European, African, Asian, Eskimo. The nightmare figures examined the Adventurers, reaching out of the architecture to poke and then drawing back as if the prospect of touching a human being was distasteful. They retreated back into their directional corners, and sighed heavily.
The European figure spoke, and Max could see a hundred mouths moving. Its voice was a buzzing composite. “We have… ” It wanted “s” sounds where there were none. The sibilance was disturbingly reptilian. It adjusted slightly. “Yesss. We have waited for you, long, long time. And now you are here. Yesss.” It turned to its brothers, lifted its arms jubilantly, and screamed: “Let the trial begin!”
Chapter Twenty-One
Dwight Welles watched, waiting, his fingers splayed over the keyboard like a concert pianist’s, bare feet gently touching the pedals.
He watched the four screens. Occasionally his eyes flicked to the bob stage where the entire Judgment scene was displayed in miniature.
Truth be told, he preferred the two-dee screen-it flattened and simplified the images, and thereby sped his responses. This was vital. Even though he had time-delays built into the program, he needed every split second to focus the massive power of Dream Park’s computer banks on the job at hand.
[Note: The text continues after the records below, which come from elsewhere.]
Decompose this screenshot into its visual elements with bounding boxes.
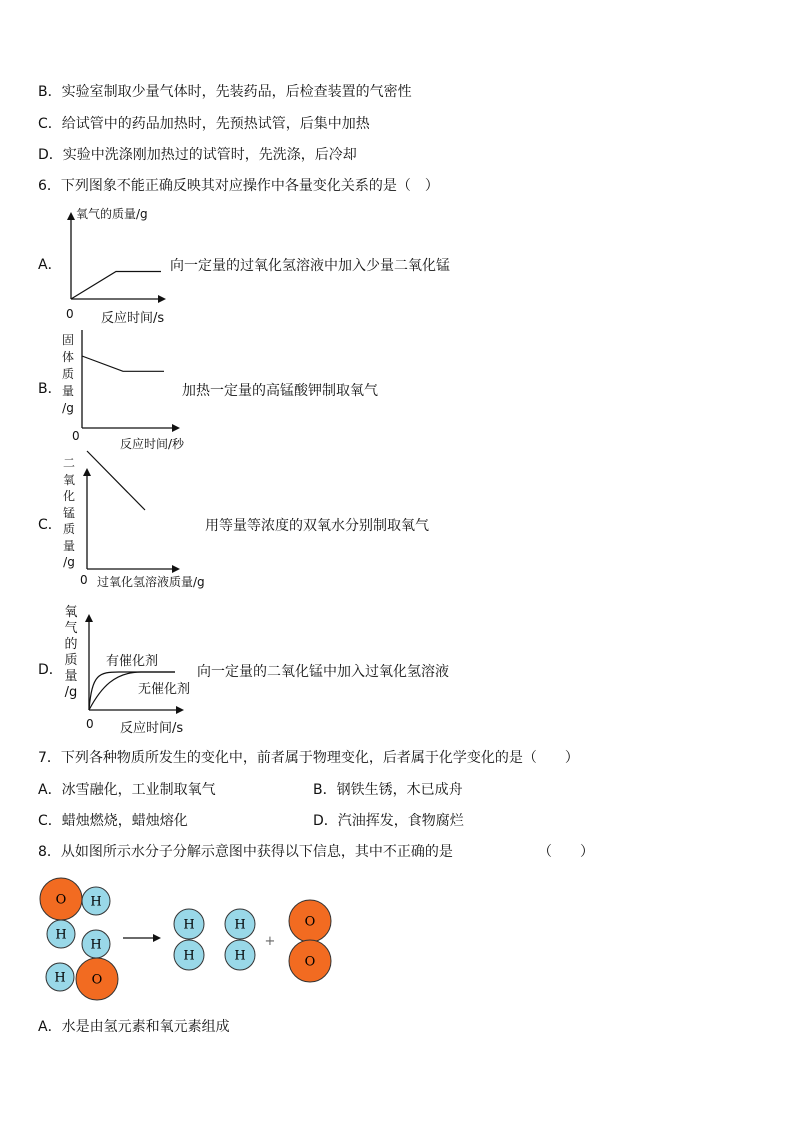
graph-d-ylabel-char: 气 xyxy=(64,621,78,636)
graph-c-origin: 0 xyxy=(80,573,88,587)
plus-sign: + xyxy=(264,934,276,949)
graph-c-ylabel-char: 质 xyxy=(62,522,75,536)
graph-b-ylabel-char: 量 xyxy=(61,384,74,398)
graph-c-ylabel-char: 锰 xyxy=(62,505,75,520)
svg-text:H: H xyxy=(55,927,67,943)
svg-text:H: H xyxy=(90,937,102,953)
graph-c-xlabel: 过氧化氢溶液质量/g xyxy=(97,575,205,589)
graph-c-letter: C． xyxy=(38,517,62,533)
graph-c-ylabel xyxy=(61,455,77,571)
svg-text:H: H xyxy=(234,948,246,964)
question-8-answer-paren: （ ） xyxy=(538,844,594,860)
graph-a-description: 向一定量的过氧化氢溶液中加入少量二氧化锰 xyxy=(170,258,450,274)
q7-option-b: B．钢铁生锈，木已成舟 xyxy=(313,782,463,798)
graph-a-letter: A． xyxy=(38,257,62,273)
graph-b-chart xyxy=(72,328,192,433)
graph-a-ylabel: 氧气的质量/g xyxy=(76,207,148,221)
graph-b-letter: B． xyxy=(38,381,62,397)
hydrogen-molecule-1 xyxy=(174,909,204,970)
graph-b-xlabel: 反应时间/秒 xyxy=(120,437,185,451)
hydrogen-molecule-2 xyxy=(225,909,255,970)
graph-b-ylabel-char: 固 xyxy=(61,333,74,347)
water-molecule-3 xyxy=(46,958,118,1000)
svg-text:O: O xyxy=(55,892,67,908)
graph-d-label-catalyst: 有催化剂 xyxy=(106,654,159,669)
svg-text:O: O xyxy=(304,914,316,930)
graph-c-ylabel-char: 氧 xyxy=(62,472,75,487)
graph-d-ylabel-char: 的 xyxy=(64,637,78,652)
svg-text:H: H xyxy=(183,917,195,933)
svg-text:H: H xyxy=(183,948,195,964)
graph-d-letter: D． xyxy=(38,662,63,678)
graph-d-xlabel: 反应时间/s xyxy=(120,721,184,736)
graph-d-ylabel-char: 质 xyxy=(64,653,78,668)
svg-text:O: O xyxy=(91,972,103,988)
graph-d-description: 向一定量的二氧化锰中加入过氧化氢溶液 xyxy=(197,664,449,680)
q7-option-c: C．蜡烛燃烧，蜡烛熔化 xyxy=(38,813,188,829)
svg-text:H: H xyxy=(90,894,102,910)
water-molecule-1 xyxy=(40,878,110,920)
graph-a-chart xyxy=(60,212,180,322)
graph-b-origin: 0 xyxy=(72,429,80,443)
water-decomposition-diagram xyxy=(38,875,338,1005)
graph-c-ylabel-char: 量 xyxy=(62,538,75,553)
question-6-stem: 6．下列图象不能正确反映其对应操作中各量变化关系的是（ ） xyxy=(38,178,439,194)
q8-option-a: A．水是由氢元素和氧元素组成 xyxy=(38,1019,230,1035)
graph-b-description: 加热一定量的高锰酸钾制取氧气 xyxy=(182,383,378,399)
graph-b-ylabel-char: /g xyxy=(62,401,74,415)
graph-c-chart xyxy=(77,468,207,573)
graph-c-ylabel-char: /g xyxy=(63,555,75,569)
question-8-stem: 8．从如图所示水分子分解示意图中获得以下信息，其中不正确的是 xyxy=(38,844,453,860)
graph-d-ylabel-char: 氧 xyxy=(64,605,78,620)
graph-c-ylabel-char: 二 xyxy=(62,456,75,470)
q7-option-a: A．冰雪融化，工业制取氧气 xyxy=(38,782,216,798)
graph-b-ylabel-char: 质 xyxy=(61,367,74,381)
question-7-stem: 7．下列各种物质所发生的变化中，前者属于物理变化，后者属于化学变化的是（ ） xyxy=(38,750,579,766)
svg-text:H: H xyxy=(54,970,66,986)
option-d-text: D．实验中洗涤刚加热过的试管时，先洗涤，后冷却 xyxy=(38,147,357,163)
graph-b-curve xyxy=(82,356,164,371)
option-c-text: C．给试管中的药品加热时，先预热试管，后集中加热 xyxy=(38,116,370,132)
water-molecule-2 xyxy=(47,920,110,958)
graph-d-label-no-catalyst: 无催化剂 xyxy=(138,682,191,697)
graph-b-ylabel-char: 体 xyxy=(61,350,74,364)
option-b-text: B．实验室制取少量气体时，先装药品，后检查装置的气密性 xyxy=(38,84,412,100)
svg-text:O: O xyxy=(304,954,316,970)
graph-d-ylabel xyxy=(62,605,80,701)
oxygen-molecule xyxy=(289,900,331,982)
graph-c-curve xyxy=(87,451,145,510)
graph-a-xlabel: 反应时间/s xyxy=(101,311,165,326)
graph-d-origin: 0 xyxy=(86,717,94,731)
graph-a-curve xyxy=(71,272,161,300)
graph-d-ylabel-char: 量 xyxy=(64,669,78,684)
graph-d-ylabel-char: /g xyxy=(64,685,78,700)
graph-a-origin: 0 xyxy=(66,307,74,321)
svg-text:H: H xyxy=(234,917,246,933)
graph-c-description: 用等量等浓度的双氧水分别制取氧气 xyxy=(205,518,429,534)
q7-option-d: D．汽油挥发，食物腐烂 xyxy=(313,813,464,829)
graph-c-ylabel-char: 化 xyxy=(62,489,75,503)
In play, and at his best, Dream Park’s chief computer wizard was a blur of motion, fingers and feet moving so swiftly that they dazzled the eye. But unlike a concert virtuoso, Welles was engaged in a piano duel in which the theme alone had been preselected. Melody, tempo, harmonies, and phrasing were all variable. It was the ultimate challenge, and only a Game as complex as Fimbulwinter could have lured Welles from his dry theorizing for three days of extemporaneous madness.
He felt drunk with power. Even the Lopezes would have flinched from running the next scene.
He flexed his fingers, wiped moisture on the pale T-shirt which read Nice computers don’t go down.
Hell. Sex couldn’t even come close.
Four composite creatures stood at the four corners of the clearing. Max Sands found it easy to guess which figures represented what.
One, positioned to what he assumed was the north, had stereotypical Eskimo features. The figure was short and pudgy and nut-brown.